Lakewood, WA – The economies of Washington State and Pierce County just got a boost from the EPA. A partnership that involves recruiting, career training, and tracking is a winning formula for success in any economy.
The U.S. Environmental Protection Agency has selected the City of Tacoma for a job training grant. The primary trainer will be Clover Park Technical College. Free training will include 200 participants, placing 150 graduates in environmental jobs and tracking graduates for a year. The training program will consist of eight, 98-hour or 212-hour cycles on four tracks. The fast track will consist of 98 hours of training. Tracks for traditional remediation, green collar and weatherization training will consist of 212 hours. All cycles will include certifications in HAZWOPER, OSHA 10-hour health and safety, first aid/CPR and forklift training.
“The primary focus of what we do is train people for work and this grant will be a major support of that,” said Dr. John Walstrum, President of Clover Park Technical College. “Green jobs are a growing segment in the workforce and with our Environmental Sciences & Technology Program and our 110-acre wetland training site, Clover Park is the right place for students to learn.”
Recruitment will be managed by the Metropolitan Development Council and will focus on disadvantaged residents who bear a greater share of the environmental and economic burden of brownfields. The city will work with the local Employment and Apprenticeship Training Program, Tacoma-Pierce County Health Department, and other local employers to place graduates in environmental jobs.
“Pierce County is working to address the impacts of petroleum contamination and other Brownfield sites that urgently need remediation with a trained workforce. The expansion of the Brownfields grant and training partnership is needed to spur economic development and restore our local environment,” said US Congressman Norm Dicks.
The local award is part of a national initiative announced last week by the EPA. Workers across America will have the opportunity to receive job training to help protect human health and the environment. More than $6.8 million provided by the American Recovery and Reinvestment Act of 2009 will be invested to train workers to clean up “brownfields” sites, which may be contaminated by hazardous chemicals or pollutants, turning these rundown areas to revitalized, productive properties.

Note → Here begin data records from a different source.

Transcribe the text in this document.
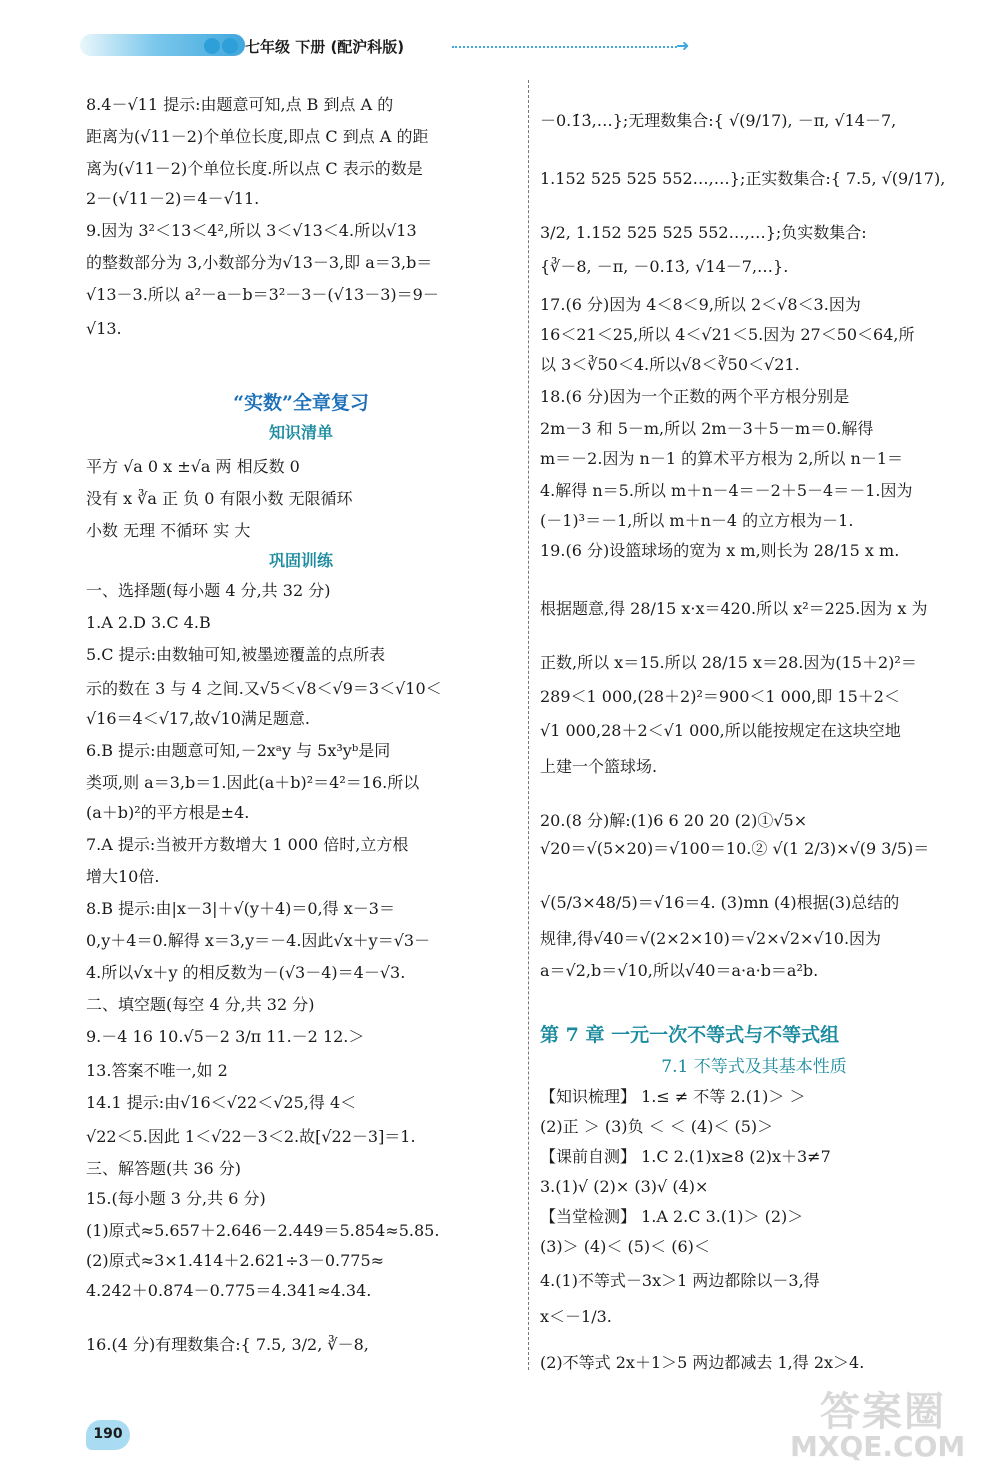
七年级 下册 (配沪科版)	➜
8.4－√11 提示:由题意可知,点 B 到点 A 的
距离为(√11－2)个单位长度,即点 C 到点 A 的距
离为(√11－2)个单位长度.所以点 C 表示的数是
2－(√11－2)＝4－√11.
9.因为 3²＜13＜4²,所以 3＜√13＜4.所以√13
的整数部分为 3,小数部分为√13－3,即 a＝3,b＝
√13－3.所以 a²－a－b＝3²－3－(√13－3)＝9－
√13.
“实数”全章复习
知识清单
平方 √a 0 x ±√a 两 相反数 0
没有 x ∛a 正 负 0 有限小数 无限循环
小数 无理 不循环 实 大
巩固训练
一、选择题(每小题 4 分,共 32 分)
1.A 2.D 3.C 4.B
5.C 提示:由数轴可知,被墨迹覆盖的点所表
示的数在 3 与 4 之间.又√5＜√8＜√9＝3＜√10＜
√16＝4＜√17,故√10满足题意.
6.B 提示:由题意可知,－2xᵃy 与 5x³yᵇ是同
类项,则 a＝3,b＝1.因此(a＋b)²＝4²＝16.所以
(a＋b)²的平方根是±4.
7.A 提示:当被开方数增大 1 000 倍时,立方根
增大10倍.
8.B 提示:由|x－3|＋√(y＋4)＝0,得 x－3＝
0,y＋4＝0.解得 x＝3,y＝－4.因此√x＋y＝√3－
4.所以√x＋y 的相反数为－(√3－4)＝4－√3.
二、填空题(每空 4 分,共 32 分)
9.－4 16 10.√5－2 3/π 11.－2 12.＞
13.答案不唯一,如 2
14.1 提示:由√16＜√22＜√25,得 4＜
√22＜5.因此 1＜√22－3＜2.故[√22－3]＝1.
三、解答题(共 36 分)
15.(每小题 3 分,共 6 分)
(1)原式≈5.657＋2.646－2.449＝5.854≈5.85.
(2)原式≈3×1.414＋2.621÷3－0.775≈
4.242＋0.874－0.775＝4.341≈4.34.
16.(4 分)有理数集合:{ 7.5, 3/2, ∛－8,
－0.1̇3̇,…};无理数集合:{ √(9/17), －π, √14－7,
1.152 525 525 552…,…};正实数集合:{ 7.5, √(9/17),
3/2, 1.152 525 525 552…,…};负实数集合:
{∛－8, －π, －0.1̇3̇, √14－7,…}.
17.(6 分)因为 4＜8＜9,所以 2＜√8＜3.因为
16＜21＜25,所以 4＜√21＜5.因为 27＜50＜64,所
以 3＜∛50＜4.所以√8＜∛50＜√21.
18.(6 分)因为一个正数的两个平方根分别是
2m－3 和 5－m,所以 2m－3＋5－m＝0.解得
m＝－2.因为 n－1 的算术平方根为 2,所以 n－1＝
4.解得 n＝5.所以 m＋n－4＝－2＋5－4＝－1.因为
(－1)³＝－1,所以 m＋n－4 的立方根为－1.
19.(6 分)设篮球场的宽为 x m,则长为 28/15 x m.
根据题意,得 28/15 x·x＝420.所以 x²＝225.因为 x 为
正数,所以 x＝15.所以 28/15 x＝28.因为(15＋2)²＝
289＜1 000,(28＋2)²＝900＜1 000,即 15＋2＜
√1 000,28＋2＜√1 000,所以能按规定在这块空地
上建一个篮球场.
20.(8 分)解:(1)6 6 20 20 (2)①√5×
√20＝√(5×20)＝√100＝10.② √(1 2/3)×√(9 3/5)＝
√(5/3×48/5)＝√16＝4. (3)mn (4)根据(3)总结的
规律,得√40＝√(2×2×10)＝√2×√2×√10.因为
a＝√2,b＝√10,所以√40＝a·a·b＝a²b.
第 7 章 一元一次不等式与不等式组
7.1 不等式及其基本性质
【知识梳理】 1.≤ ≠ 不等 2.(1)＞ ＞
(2)正 ＞ (3)负 ＜ ＜ (4)＜ (5)＞
【课前自测】 1.C 2.(1)x≥8 (2)x＋3≠7
3.(1)√ (2)× (3)√ (4)×
【当堂检测】 1.A 2.C 3.(1)＞ (2)＞
(3)＞ (4)＜ (5)＜ (6)＜
4.(1)不等式－3x＞1 两边都除以－3,得
x＜－1/3.
(2)不等式 2x＋1＞5 两边都减去 1,得 2x＞4.
190	答案圈
MXQE.COM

About the EPA Brownfields Program:
EPA’s Brownfields Program empowers states, communities and other stakeholders to work together to prevent assess, safely clean up and sustainably reuse brownfields. A brownfield site is real property, the expansion, redevelopment, or reuse of which may be complicated by the presence or potential presence of a hazardous substance, pollutant, or contaminant. On February 17, 2009, President Barack Obama signed into law the American Recovery and Reinvestment Act. The Recovery Act is an unprecedented effort to jumpstart our economy, and create or save millions of jobs. This law provided stimulus funds to the Brownfields Program to award grants to train unemployed or underemployed individuals to evaluate and clean up former industrial and commercial sites. Under this law, EPA will provide financial assistance to eligible applicants through four competitive grant programs: assessment grants, revolving loan fund grants, cleanup grants and job training grants.